Diario Oficial de Galicia
DOG Núm. 111 Terça-feira, 13 de junho de 2023 Páx. 36610

VI. Anúncios

a) Administração autonómica

Vice-presidência Primeira e Conselharia de Economia, Indústria e Inovação

EXTRACTO da Resolução de 24 de abril de 2023, da Direcção-Geral de Planeamento Energética e Recursos Naturais, pela que se outorgam autorização administrativa prévia e autorização administrativa de construção às instalações relativas ao projecto do parque eólico Serra do Colmo, sito nas câmaras municipais de Becerreá e Baralha (Lugo) e promovido por Enel Green Power Espanha, S.L. (expediente IN408A 2020/086).

A seguir recolhe-se a informação exixir nas letras a) e b) do artigo 42.4 da Lei 21/2013, de 9 de dezembro, de avaliação ambiental, a respeito da Resolução de 24 de abril de 2023, da Direcção-Geral de Planeamento Energética e Recursos Naturais, pela que se outorgam as autorizações administrativas prévia e de construção do parque eólico Serra do Colmo.

a) Contido da resolução e condições que a acompanham:

Outorgar as autorizações administrativas prévia e de construção do parque eólico Serra do Colmo, sito nas câmaras municipais de Becerreá e Baralha (Lugo) e promovido por Enel Green Power Espanha, S.L., para uma potência de 20 MW.
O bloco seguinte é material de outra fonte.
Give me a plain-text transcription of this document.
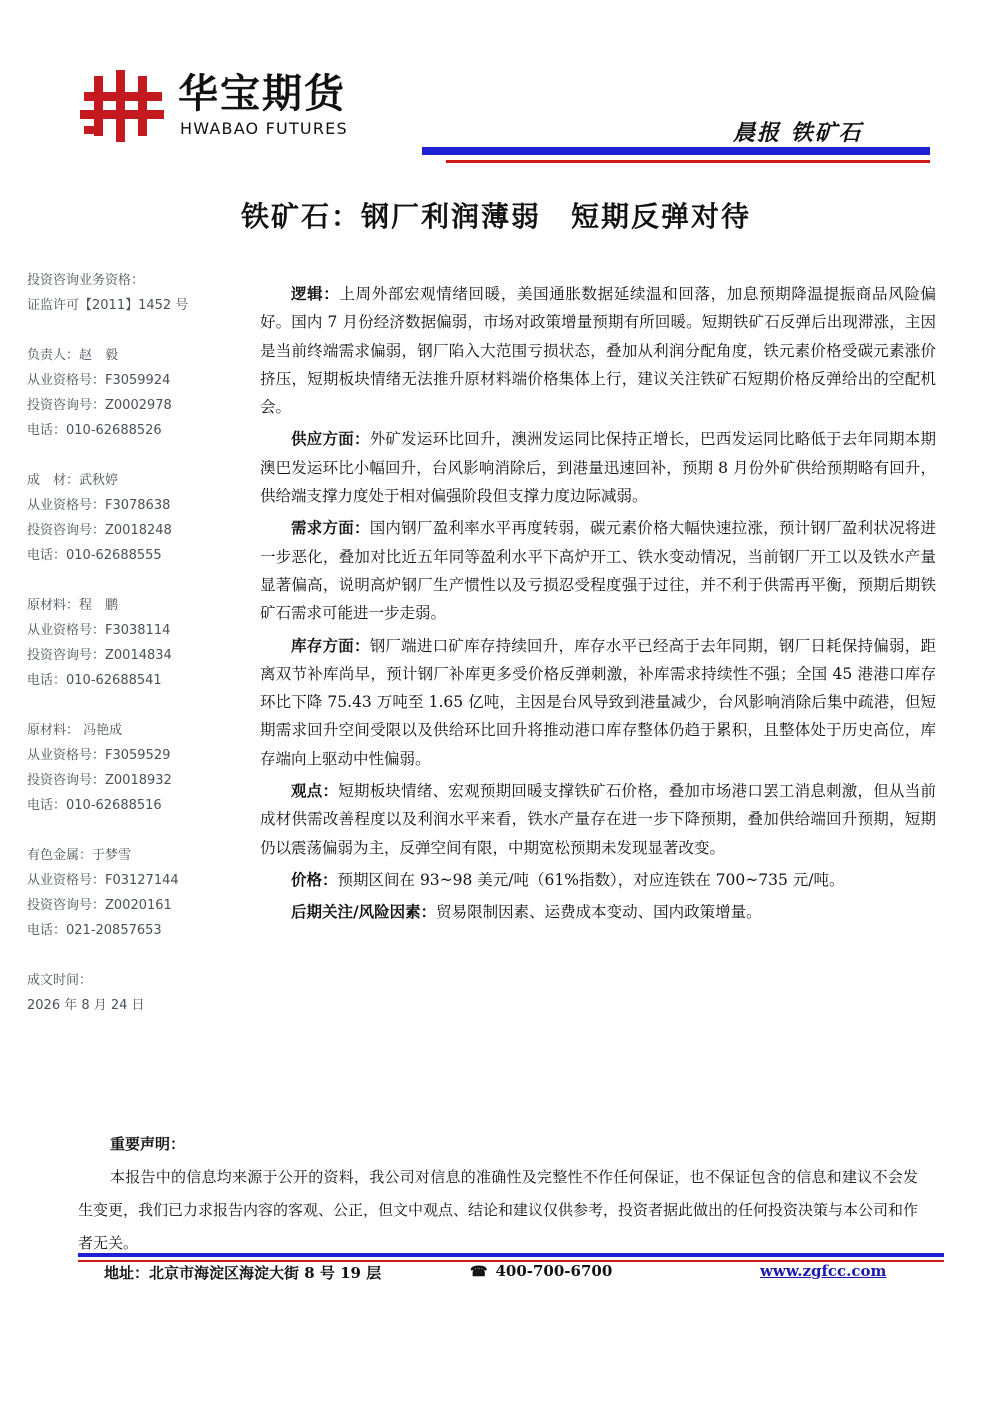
华宝期货
HWABAO FUTURES	晨报 铁矿石
铁矿石：钢厂利润薄弱　短期反弹对待
投资咨询业务资格：
证监许可【2011】1452 号
负责人：赵　毅
从业资格号：F3059924
投资咨询号：Z0002978
电话：010-62688526
成　材：武秋婷
从业资格号：F3078638
投资咨询号：Z0018248
电话：010-62688555
原材料：程　鹏
从业资格号：F3038114
投资咨询号：Z0014834
电话：010-62688541
原材料： 冯艳成
从业资格号：F3059529
投资咨询号：Z0018932
电话：010-62688516
有色金属：于梦雪
从业资格号：F03127144
投资咨询号：Z0020161
电话：021-20857653
成文时间：
2026 年 8 月 24 日

逻辑：上周外部宏观情绪回暖，美国通胀数据延续温和回落，加息预期降温提振商品风险偏好。国内 7 月份经济数据偏弱，市场对政策增量预期有所回暖。短期铁矿石反弹后出现滞涨，主因是当前终端需求偏弱，钢厂陷入大范围亏损状态，叠加从利润分配角度，铁元素价格受碳元素涨价挤压，短期板块情绪无法推升原材料端价格集体上行，建议关注铁矿石短期价格反弹给出的空配机会。

供应方面：外矿发运环比回升，澳洲发运同比保持正增长，巴西发运同比略低于去年同期本期澳巴发运环比小幅回升，台风影响消除后，到港量迅速回补，预期 8 月份外矿供给预期略有回升，供给端支撑力度处于相对偏强阶段但支撑力度边际减弱。

需求方面：国内钢厂盈利率水平再度转弱，碳元素价格大幅快速拉涨，预计钢厂盈利状况将进一步恶化，叠加对比近五年同等盈利水平下高炉开工、铁水变动情况，当前钢厂开工以及铁水产量显著偏高，说明高炉钢厂生产惯性以及亏损忍受程度强于过往，并不利于供需再平衡，预期后期铁矿石需求可能进一步走弱。

库存方面：钢厂端进口矿库存持续回升，库存水平已经高于去年同期，钢厂日耗保持偏弱，距离双节补库尚早，预计钢厂补库更多受价格反弹刺激，补库需求持续性不强；全国 45 港港口库存环比下降 75.43 万吨至 1.65 亿吨，主因是台风导致到港量减少，台风影响消除后集中疏港，但短期需求回升空间受限以及供给环比回升将推动港口库存整体仍趋于累积，且整体处于历史高位，库存端向上驱动中性偏弱。

观点：短期板块情绪、宏观预期回暖支撑铁矿石价格，叠加市场港口罢工消息刺激，但从当前成材供需改善程度以及利润水平来看，铁水产量存在进一步下降预期，叠加供给端回升预期，短期仍以震荡偏弱为主，反弹空间有限，中期宽松预期未发现显著改变。

价格：预期区间在 93~98 美元/吨（61%指数），对应连铁在 700~735 元/吨。

后期关注/风险因素：贸易限制因素、运费成本变动、国内政策增量。

重要声明：
本报告中的信息均来源于公开的资料，我公司对信息的准确性及完整性不作任何保证，也不保证包含的信息和建议不会发生变更，我们已力求报告内容的客观、公正，但文中观点、结论和建议仅供参考，投资者据此做出的任何投资决策与本公司和作者无关。
地址：北京市海淀区海淀大街 8 号 19 层	☎ 400-700-6700	www.zgfcc.com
A presente autorização ajustará ao cumprimento das seguintes condições:

1. Consonte o disposto no artigo 4 do Decreto 455/1996, de 7 de novembro, de fianças em matéria ambiental, a promotora (Enel Green Power Espanha, S.L.) constituirá, com carácter prévio ao início das obras, uma fiança para garantir o cumprimento do dever de restaurar os terrenos ocupados pelo parque eólico na fase de obras. O montante da fiança fixa-se, por proposta do órgão ambiental, em 345.749,06 euros.

A dita fiança depositará na Caixa Geral de Depósitos da Conselharia de Fazenda da Xunta de Galicia, em qualquer das formas assinaladas no artigo 11.3 do Decreto 1775/1967, de 22 de julho, sobre regime de instalação, ampliação e deslocação de indústrias. A sua devolução efectuar-se-á de acordo com o estabelecido no artigo 6 do Decreto 455/1996, de 7 de novembro, uma vez depositada a fiança para garantir o dever de restaurar os terrenos ocupados na fase de desmantelamento, cujo importe se fixa em 374.561,48 euros, por proposta do órgão ambiental.

2. Para a inscrição da instalação no Registro Autonómico criado pela Ordem da Conselharia de Indústria e Comércio de 5 de junho de 1995 (DOG núm. 135, de 14 de julho), a promotora efectuará a correspondente solicitude, de acordo com o procedimento regulamentariamente estabelecido.

3. A instalação adaptará ao procedimento de captação e processamento de dados de produção de energia eléctrica da Galiza regulado pela Ordem da Conselharia de Inovação e Indústria, de 23 de janeiro de 2009, pela que se estabelece o procedimento para a captação e processamento dos dados de produção energética das instalações acolhidas ao regime especial de produção de energia eléctrica na Comunidade Autónoma da Galiza (DOG núm. 37, de 23 de fevereiro).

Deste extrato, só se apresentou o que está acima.